Now Chanel Miller, a 27-year-old woman from California, identifies herself as Doe. In Know My Name, she introduces us to the person who got lost amid labels like “victim” and “survivor”—the person who’s also an artist, a writer, a sister, a daughter. She is more than this terrible thing that happened to her, yet it has shaped her life irrevocably.

In January 2015, Miller and her younger sister attended a frat party on the Stanford campus. During the party, Miller drank and blacked out. Later, two men on bicycles witnessed Turner assaulting her behind a dumpster outside. He ran away; they chased him down and called police. Miller woke up in a hospital bed, covered in abrasions, with her underwear missing. She eventually learned the details of her own assault from reading about it online.

Miller drags the reader through her hell as she lived it, from nurses inserting a camera inside her vagina to take photographs, to facing Turner’s lawyers in the courtroom as they tried to convince the jury that she’s an untrustworthy drunk. The time-consuming legal process is emotionally battering, and Miller’s pain emanates off the page. Turner served only 90 days in jail; most survivors of sexual assault never see their pepretators brought to any justice. “The real question we need to be asking is not, Why didn’t she report, the question is, Why would you?” she writes.

This memoir is a heavy one—but one hopes it will educate people about the terrorism of sexual violence and bring comfort to those still suffering in silence. Additionally, some memoirs based on real-life events are churned out quickly while the headlines are still hot—but this isn’t one of those books. Miller is a gifted writer and took her time sharing this story in her own voice.

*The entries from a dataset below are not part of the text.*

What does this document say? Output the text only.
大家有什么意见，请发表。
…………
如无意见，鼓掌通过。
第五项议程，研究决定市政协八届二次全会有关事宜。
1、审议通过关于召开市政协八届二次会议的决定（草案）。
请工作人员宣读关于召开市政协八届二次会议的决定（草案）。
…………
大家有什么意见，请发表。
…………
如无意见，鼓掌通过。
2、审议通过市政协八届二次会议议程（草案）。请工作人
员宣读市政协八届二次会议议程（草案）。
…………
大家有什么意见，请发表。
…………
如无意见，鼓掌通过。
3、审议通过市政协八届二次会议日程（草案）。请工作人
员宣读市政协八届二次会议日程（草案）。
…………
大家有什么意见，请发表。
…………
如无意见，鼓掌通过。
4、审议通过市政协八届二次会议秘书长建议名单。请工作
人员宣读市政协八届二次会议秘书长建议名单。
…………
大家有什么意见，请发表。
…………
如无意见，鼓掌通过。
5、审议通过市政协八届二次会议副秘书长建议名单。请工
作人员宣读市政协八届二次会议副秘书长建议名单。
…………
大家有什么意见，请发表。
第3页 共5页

In her victim impact statement, which went viral when published by BuzzFeed in June 2016, Miller wrote, “To girls everywhere, I am with you. On nights when you feel alone, I am with you.” And with Know My Name, she has proven exactly that.

This memoir is powerful, starting with the title. For a long time, the author’s identity was known to the public only as “Emily Doe”—the young woman who was sexually assaulted by Brock Turner, who at the time was a member of the Stanford University swim team.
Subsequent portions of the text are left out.